A back-end that seamlessly serves AI content to 200 million devices in 190 countries supporting a dozen or so languages and countless third parties requires large infrastructure, with hundreds of clusters, thousands of compute instances, buckets for object storage, stateful data to manage, and secrets to protect.
I wrote a lot of Terraform. Call it 300,000 lines. This purely IaC based approach went a long way towards repeatable, reliable deployments, but it also gave me unforgettable experiences with HCL syntax changes, outdated providers, design patterns & anti-patterns, and all the ways one might get around Terraform's lack of DRY syntax (from workspaces to generators).
To balance scalability, cost management, and management complexity, we started with homegrown service discovery and ultimately graduated to a global service mesh.

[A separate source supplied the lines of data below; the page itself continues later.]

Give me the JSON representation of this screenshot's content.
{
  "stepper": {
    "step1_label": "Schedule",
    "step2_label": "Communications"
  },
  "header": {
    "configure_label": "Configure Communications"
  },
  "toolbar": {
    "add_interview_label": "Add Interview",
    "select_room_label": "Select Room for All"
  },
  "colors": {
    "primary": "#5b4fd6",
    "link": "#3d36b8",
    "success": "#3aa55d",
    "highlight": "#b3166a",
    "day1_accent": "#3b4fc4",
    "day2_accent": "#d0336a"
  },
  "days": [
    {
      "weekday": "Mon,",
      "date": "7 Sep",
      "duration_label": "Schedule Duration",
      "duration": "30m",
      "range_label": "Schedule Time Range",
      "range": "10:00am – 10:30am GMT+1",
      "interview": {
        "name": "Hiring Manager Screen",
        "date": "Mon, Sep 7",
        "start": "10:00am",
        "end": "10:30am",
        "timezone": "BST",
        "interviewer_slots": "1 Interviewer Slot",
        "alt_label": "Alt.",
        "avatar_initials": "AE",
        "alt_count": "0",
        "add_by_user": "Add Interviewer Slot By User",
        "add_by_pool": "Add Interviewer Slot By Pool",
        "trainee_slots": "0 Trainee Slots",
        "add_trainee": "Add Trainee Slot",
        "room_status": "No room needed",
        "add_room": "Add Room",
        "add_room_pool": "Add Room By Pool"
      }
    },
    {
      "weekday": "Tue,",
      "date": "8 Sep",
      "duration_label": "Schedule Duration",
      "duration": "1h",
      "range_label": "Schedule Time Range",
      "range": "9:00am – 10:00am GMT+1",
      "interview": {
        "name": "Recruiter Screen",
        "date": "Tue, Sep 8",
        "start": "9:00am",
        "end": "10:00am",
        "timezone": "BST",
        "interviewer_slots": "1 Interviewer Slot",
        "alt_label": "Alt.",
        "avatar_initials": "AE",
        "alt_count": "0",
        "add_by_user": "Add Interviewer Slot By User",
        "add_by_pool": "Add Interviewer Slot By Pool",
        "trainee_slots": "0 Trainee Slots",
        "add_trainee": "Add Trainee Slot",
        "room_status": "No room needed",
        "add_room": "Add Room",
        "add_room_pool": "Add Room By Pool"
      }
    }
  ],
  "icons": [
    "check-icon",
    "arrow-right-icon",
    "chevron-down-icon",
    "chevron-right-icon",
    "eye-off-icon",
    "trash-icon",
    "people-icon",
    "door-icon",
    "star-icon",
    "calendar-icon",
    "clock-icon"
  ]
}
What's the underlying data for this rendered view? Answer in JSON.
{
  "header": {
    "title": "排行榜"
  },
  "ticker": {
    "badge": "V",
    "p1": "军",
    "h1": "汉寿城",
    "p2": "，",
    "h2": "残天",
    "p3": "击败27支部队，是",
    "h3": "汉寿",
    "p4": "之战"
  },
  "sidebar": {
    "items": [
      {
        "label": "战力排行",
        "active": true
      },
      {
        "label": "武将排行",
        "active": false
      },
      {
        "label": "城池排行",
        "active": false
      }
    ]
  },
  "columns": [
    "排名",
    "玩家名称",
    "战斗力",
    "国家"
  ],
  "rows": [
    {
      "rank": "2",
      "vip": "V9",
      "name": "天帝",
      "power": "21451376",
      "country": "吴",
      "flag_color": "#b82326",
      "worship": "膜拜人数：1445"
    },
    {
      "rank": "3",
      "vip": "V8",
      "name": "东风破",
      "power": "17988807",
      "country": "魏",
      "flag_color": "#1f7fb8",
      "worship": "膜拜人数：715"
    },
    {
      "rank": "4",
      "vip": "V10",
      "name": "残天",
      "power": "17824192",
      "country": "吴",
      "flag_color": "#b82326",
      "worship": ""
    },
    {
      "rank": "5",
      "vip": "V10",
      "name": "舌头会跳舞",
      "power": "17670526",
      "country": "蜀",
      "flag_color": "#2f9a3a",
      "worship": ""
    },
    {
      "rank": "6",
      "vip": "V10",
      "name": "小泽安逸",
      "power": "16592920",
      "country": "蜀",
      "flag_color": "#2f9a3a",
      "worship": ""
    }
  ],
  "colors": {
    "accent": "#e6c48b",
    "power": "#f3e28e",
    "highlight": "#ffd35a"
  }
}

I implemented this mesh using technologies such as HashiCorp Console, Vault (mTLS), and Envoy.
I played a key role in solving the problem of facilitating seamless conversations during times when the back end may be in a degraded state.
Viv's third-party integrations and capsule architecture meant that we needed to make provisions for running untrusted code.
I worked with the dev team and red team leads to develop a threat model and sandbox system that used a defense-in-depth approach from layer 7 all the way down the stack.
I implemented layers of isolation at the container, cluster, and network. I built systems to automate static code analysis and other scanning tools used to evaluate code prior to deployment.